Lexikon


Geschichte


Zeittafel


Themen






Fortsetzung Emilie du Châtelet


Emilie du Châtelet: Wegbereiterin für Newton

Gabrielle-Emilie du Châtelet-Lomont (*1706, †1749) gehört zu den bedeutendsten französischen Philosophinnen. Sie war Anhängerin von Newton und Leibniz, kritisierte die cartesianische Trennung von Leib und Seele. Deshalb ist es nahe liegend, dass sie eine maßgebliche Rolle bei der Durchsetzung von deren Texten in Frankreich spielte, vor allem durch ihre Übersetzung von Newtons Hauptwerk, Philosophiae naturalis principia mathematica. Sie übertrug es aus dem Lateinischen, ergänzte es durch zwei umfangreiche Kommentare und würdigte damit erstmals auf dem Kontinent, wo noch die cartesianische Physik vorherrschte, Newtons Werk.

Außerdem unterstützte sie Voltaire bei der Ausarbeitung seiner Éléments de la philosophie de Newton. Dieses Werk stellt die newtonsche Gravitationstheorie und Optik in einer für ein breiteres Publikum verständlichen Art und Weise dar. Zur Unterstützung dieser Abhandlung schrieb Châtelet 1738 eine anonyme Rezension mit dem Titel Lettre sur les éléments de la philosophie de Newton.
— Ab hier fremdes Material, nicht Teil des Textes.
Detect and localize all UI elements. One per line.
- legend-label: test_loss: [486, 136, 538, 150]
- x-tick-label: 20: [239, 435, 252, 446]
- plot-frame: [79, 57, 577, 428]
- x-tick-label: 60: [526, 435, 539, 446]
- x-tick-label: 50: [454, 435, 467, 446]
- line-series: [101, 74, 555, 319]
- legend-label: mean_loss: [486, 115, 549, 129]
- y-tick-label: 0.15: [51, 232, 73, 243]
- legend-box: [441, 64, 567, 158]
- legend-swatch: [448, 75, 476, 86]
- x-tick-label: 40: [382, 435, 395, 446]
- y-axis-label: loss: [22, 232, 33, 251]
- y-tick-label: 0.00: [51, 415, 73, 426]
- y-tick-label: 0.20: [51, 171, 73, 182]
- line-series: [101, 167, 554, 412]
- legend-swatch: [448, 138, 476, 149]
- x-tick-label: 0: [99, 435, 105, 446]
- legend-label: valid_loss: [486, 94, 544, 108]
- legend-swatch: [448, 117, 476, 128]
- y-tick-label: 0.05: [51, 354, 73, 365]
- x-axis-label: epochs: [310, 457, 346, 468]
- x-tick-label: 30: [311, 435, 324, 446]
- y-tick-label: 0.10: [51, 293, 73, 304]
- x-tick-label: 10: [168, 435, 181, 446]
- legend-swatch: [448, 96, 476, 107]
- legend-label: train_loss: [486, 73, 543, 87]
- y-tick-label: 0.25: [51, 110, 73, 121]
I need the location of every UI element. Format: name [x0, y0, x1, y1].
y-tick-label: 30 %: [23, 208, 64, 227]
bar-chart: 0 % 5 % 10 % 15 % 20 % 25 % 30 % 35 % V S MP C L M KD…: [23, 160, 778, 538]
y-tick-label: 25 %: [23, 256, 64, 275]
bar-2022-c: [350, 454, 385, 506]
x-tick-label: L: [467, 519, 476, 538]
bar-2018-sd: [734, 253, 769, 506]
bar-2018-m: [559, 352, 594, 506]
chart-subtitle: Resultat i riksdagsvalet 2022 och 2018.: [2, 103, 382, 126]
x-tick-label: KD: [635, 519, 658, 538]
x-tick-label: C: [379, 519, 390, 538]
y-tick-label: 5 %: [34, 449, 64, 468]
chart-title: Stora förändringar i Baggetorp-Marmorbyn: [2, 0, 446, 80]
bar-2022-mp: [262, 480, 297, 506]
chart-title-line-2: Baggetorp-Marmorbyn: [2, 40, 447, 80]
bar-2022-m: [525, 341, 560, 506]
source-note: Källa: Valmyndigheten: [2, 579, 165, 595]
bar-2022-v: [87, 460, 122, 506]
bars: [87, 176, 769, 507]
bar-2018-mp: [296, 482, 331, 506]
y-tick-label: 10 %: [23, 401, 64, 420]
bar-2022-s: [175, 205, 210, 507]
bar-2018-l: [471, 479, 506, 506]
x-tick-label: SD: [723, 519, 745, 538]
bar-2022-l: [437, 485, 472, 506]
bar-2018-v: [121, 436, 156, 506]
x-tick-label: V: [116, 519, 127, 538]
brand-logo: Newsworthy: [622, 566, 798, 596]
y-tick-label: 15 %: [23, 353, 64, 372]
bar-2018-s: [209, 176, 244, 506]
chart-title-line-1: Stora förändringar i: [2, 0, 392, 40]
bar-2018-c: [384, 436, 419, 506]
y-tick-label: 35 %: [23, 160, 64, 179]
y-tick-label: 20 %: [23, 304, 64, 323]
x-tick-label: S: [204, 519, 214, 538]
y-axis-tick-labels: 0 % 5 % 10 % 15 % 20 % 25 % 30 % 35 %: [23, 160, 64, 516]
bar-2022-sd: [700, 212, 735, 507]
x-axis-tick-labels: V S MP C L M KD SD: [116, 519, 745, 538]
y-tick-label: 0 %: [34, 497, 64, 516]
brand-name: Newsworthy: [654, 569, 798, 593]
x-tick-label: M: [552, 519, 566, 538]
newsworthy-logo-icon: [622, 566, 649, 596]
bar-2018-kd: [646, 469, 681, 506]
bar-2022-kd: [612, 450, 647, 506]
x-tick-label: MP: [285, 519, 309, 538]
Mit Voltaire verband Châtelet eine ganz besondere Beziehung. Als sie seine Bekanntschaft machte, war dieser bereits ein gefeierter Wissenschaftler. Sie bot ihm ihren Landsitz in Cirey-sur-Blaise als Zuflucht an als Voltaire für die Veröffentlichung seiner Lettres philosophiques verbannt werden sollte. Sie wollte Cirey zu einem Zentrum des geistigen Lebens machen und Voltaire war ihr Zugpferd.

Châtelet nahm, um die Mängel ihrer Bildung auszugleichen, Privatstunden bei Maupertius, einem Anhänger Newtons. Sie fand Interesse an Mathematik und Physik und als Voltaire die Eléments de la philosophie de Newton verfasste, steuerte sie ihr mathematisches Wissen bei.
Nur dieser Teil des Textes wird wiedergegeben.